Há vários modelos da simplicidade divina. Segundo a simplicidade divina tomista Deus é
uma unidade indiferenciada. Não há complexidade metafísica em Deus. Os seus
atributos são redutivelmente equivalentes. Nós apenas os distinguimos por
conveniência ou facilidade de referência. As distinções existem na mente
humana, não em Deus.
Eu subscrevo a
simplicidade mereológica de Deus. Se Deus é imaterial, então ele não é composto
da mesma forma que objetos ou processos materiais por partes físicas. Deus não
é composto por “partes” independentes dele e mais fundamentais do que ele. Deus
não é, por exemplo, como um carro composto por partes mais básicas como o
chassi, os pneus, os pedais, o volante, os assentos etc. Isso, no entanto, é
diferente da simplicidade tomista em que os atributos de Deus são
intercambiáveis ou em que a vontade de Deus em fazer o mundo não tem nenhum
elemento de contingência ou potencialidade.
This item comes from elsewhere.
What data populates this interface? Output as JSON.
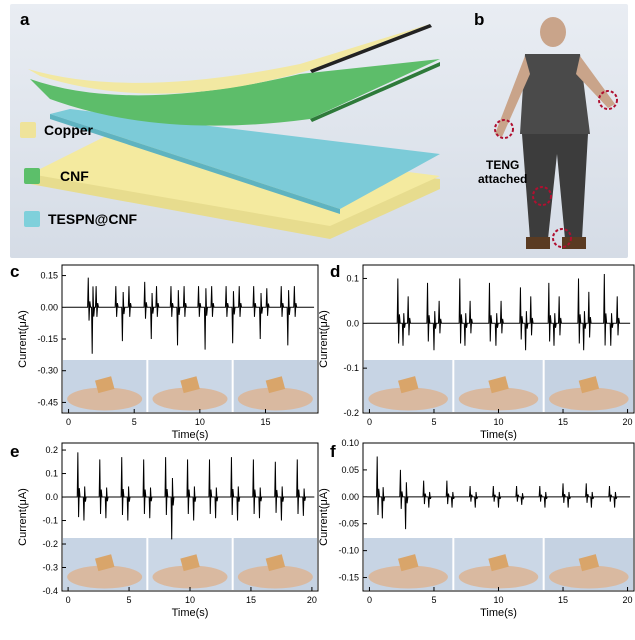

Os atributos essenciais de Deus têm a sua origem em Deus e
constituem a natureza imutável de Deus. Deus é o exemplar dos seus atributos
que podem ser exemplificados noutras instâncias. Por exemplo, o amor é um
atributo constitutivo de Deus. Deus é o exemplar ou a fonte do amor que é
exemplificado nos seres humanos. Podemos concordar que Deus é idêntico à sua
natureza no sentido que não exemplifica nenhuma natureza genérica além ou acima
do próprio Deus. Mas cada atributo divino não é idêntico a todos os outros
atributos. A justiça de Deus não é idêntica à misericórdia de Deus.
Assim, o primeiro problema com a simplicidade tomista é que
não é compatível com distinções teologicamente cruciais.
Não havendo distinção real entre os atributos divinos, de
modo que justiça e misericórdia são equivalentes (para dar um exemplo), as
distinções entre os atributos divinos, portanto, desaparecem em Deus. Deus
simplesmente é a sua justiça, misericórdia, etc. e se Ele é todas essas coisas,
então elas não podem ser verdadeiramente distintas.
Mas se essas distinções "desaparecem" numa
realidade indiferenciada, então Deus é igualmente misericordioso para com
todos, o que torna absurda a graça discriminativa de Deus.
Na Escritura, misericórdia e justiça divinas, graça e juízo,
muitas vezes se contrastam: onde alguns pecadores são objetos de justiça (ou
seja, reprovação, condenação), enquanto outros pecadores são objetos de
misericórdia (ou seja, eleição, salvação eterna). Não se pode colapsar os dois
atributos sem colapsar os destinos escatológicos representados pela expressão
temporal dos dois atributos distintos.
Quando se diz que os atributos divinos
"desaparecem" numa unidade indiferenciada, então "Deus"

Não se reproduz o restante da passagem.